The Christmas Effect and Isolation

“What if instead there were a practice of valuing the ways in which meanings and institutions can be at loose ends with each other? What if the richest junctures weren’t the ones where everything means the same thing?” (Sedgwick 6)

Prior to this quote, Sedgwick describes  “The Christmas Effect”. The statement above is when she ponders what it would be like if family units were not focused on conforming to the norm that is enforced and instead embracing the differences that occur between them. She then goes on to list things like a surname, a building, and a circuit of blood relationships. 

The Christmas effect is the idea that during the Christmas season, everybody; families, businesses, schools, and churches are all on the same page. This then puts people who don’t celebrate Christmas into an out group. She relates this to the experience of being queer becuase it diverges from what society portrays as the normal experience. Because of the strict norm of creating a certain family dynamic that is expected, it forces queer people into isolation and having to go through the process of “coming out”.

When reading this, it made me think of Micheal Warner’s piece when he says “almost all children grow up in families that think of themselves and all their members as heterosexual, and for some children this produces a profound and nameless estrangement, a sense of inner secrets and hidden shame.” This is the experience that kids feel because of the Christmas effect. Around Christmas time, you can barely even leave your house without being bombarded by something having to do with the holidays. This made me think of the role models and adults that queer kids are surrounded by, being almost entirely heterosexual. 

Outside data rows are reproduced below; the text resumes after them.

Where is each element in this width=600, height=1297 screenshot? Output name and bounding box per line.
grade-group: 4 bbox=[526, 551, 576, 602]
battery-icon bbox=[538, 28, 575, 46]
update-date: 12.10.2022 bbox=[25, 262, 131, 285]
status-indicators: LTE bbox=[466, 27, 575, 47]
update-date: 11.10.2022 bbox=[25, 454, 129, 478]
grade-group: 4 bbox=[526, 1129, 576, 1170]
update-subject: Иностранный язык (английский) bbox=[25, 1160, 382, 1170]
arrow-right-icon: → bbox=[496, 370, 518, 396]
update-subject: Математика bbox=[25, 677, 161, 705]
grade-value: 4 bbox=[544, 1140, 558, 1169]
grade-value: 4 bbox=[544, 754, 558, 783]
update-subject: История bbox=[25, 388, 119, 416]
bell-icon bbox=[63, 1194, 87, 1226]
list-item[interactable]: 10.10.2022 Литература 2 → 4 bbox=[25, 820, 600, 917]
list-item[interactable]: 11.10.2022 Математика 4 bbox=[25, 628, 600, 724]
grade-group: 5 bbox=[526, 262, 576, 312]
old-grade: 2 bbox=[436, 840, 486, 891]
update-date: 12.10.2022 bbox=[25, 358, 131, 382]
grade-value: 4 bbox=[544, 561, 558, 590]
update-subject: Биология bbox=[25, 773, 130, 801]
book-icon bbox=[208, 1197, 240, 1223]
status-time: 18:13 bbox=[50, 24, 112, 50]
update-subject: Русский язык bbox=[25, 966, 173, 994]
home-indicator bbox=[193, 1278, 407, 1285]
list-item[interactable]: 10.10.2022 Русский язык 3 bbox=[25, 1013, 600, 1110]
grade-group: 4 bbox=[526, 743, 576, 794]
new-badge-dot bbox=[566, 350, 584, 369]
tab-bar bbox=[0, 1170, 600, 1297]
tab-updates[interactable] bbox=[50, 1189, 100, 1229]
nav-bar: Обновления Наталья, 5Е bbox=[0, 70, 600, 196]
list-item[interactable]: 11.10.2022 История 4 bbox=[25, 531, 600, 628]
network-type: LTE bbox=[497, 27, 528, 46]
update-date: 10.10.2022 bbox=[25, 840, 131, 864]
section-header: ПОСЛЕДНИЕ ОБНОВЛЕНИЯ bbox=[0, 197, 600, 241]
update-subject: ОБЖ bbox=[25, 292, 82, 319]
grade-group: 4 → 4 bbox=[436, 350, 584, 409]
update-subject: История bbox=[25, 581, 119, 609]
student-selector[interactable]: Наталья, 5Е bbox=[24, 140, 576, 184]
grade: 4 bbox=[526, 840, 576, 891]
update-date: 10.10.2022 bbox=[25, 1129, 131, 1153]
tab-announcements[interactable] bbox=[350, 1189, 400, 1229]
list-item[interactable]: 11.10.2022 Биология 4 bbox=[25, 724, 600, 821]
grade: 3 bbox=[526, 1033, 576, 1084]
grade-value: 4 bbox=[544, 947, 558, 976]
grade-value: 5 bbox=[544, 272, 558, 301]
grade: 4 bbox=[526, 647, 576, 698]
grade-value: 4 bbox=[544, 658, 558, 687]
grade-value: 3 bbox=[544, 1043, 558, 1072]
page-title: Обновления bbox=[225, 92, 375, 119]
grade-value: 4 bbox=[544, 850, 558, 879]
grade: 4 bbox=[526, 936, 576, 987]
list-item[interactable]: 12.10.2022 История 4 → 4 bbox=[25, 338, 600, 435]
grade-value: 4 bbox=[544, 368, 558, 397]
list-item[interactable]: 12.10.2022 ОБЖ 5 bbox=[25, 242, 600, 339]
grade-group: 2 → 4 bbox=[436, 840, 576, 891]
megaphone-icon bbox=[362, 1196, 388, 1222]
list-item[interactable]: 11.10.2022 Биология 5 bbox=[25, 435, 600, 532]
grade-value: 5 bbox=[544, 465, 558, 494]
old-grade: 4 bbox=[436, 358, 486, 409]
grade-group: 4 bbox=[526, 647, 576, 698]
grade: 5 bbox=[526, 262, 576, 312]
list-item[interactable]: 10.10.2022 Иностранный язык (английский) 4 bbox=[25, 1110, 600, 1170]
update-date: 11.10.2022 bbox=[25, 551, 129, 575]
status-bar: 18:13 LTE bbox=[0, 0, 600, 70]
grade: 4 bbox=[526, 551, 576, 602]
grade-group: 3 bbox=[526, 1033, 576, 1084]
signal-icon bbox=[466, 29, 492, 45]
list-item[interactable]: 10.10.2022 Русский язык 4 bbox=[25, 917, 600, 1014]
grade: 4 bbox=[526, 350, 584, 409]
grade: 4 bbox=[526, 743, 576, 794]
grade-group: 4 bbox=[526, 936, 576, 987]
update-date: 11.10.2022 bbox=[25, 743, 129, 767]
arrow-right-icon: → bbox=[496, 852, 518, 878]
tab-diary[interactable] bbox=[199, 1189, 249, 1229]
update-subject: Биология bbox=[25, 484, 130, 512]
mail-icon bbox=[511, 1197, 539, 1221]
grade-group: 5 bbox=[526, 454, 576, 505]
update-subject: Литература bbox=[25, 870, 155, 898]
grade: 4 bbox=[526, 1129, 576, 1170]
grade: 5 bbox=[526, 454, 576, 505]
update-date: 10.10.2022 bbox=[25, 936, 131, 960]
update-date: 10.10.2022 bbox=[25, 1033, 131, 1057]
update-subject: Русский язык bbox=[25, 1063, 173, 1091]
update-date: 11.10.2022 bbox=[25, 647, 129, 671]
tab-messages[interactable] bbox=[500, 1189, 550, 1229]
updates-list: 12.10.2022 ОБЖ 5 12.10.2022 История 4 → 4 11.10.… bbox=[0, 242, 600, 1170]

When Sedgewick says “What if the richest junctures weren’t the ones where everything means the same thing,” I think of the definitions of queer that we have come across in our readings. Many of them separate queer from just being about sex and open them up to a broader specrum as anything that stems away from heteronormative. Sedwick herself refers to the word queer as an “open mesh of possibilities,” (Sedgewick 8). I think this definition relates to what Sedwick is saying because it opens up opportunities to enjoy the differences that occur among people and relationships instead of trying to force conformity.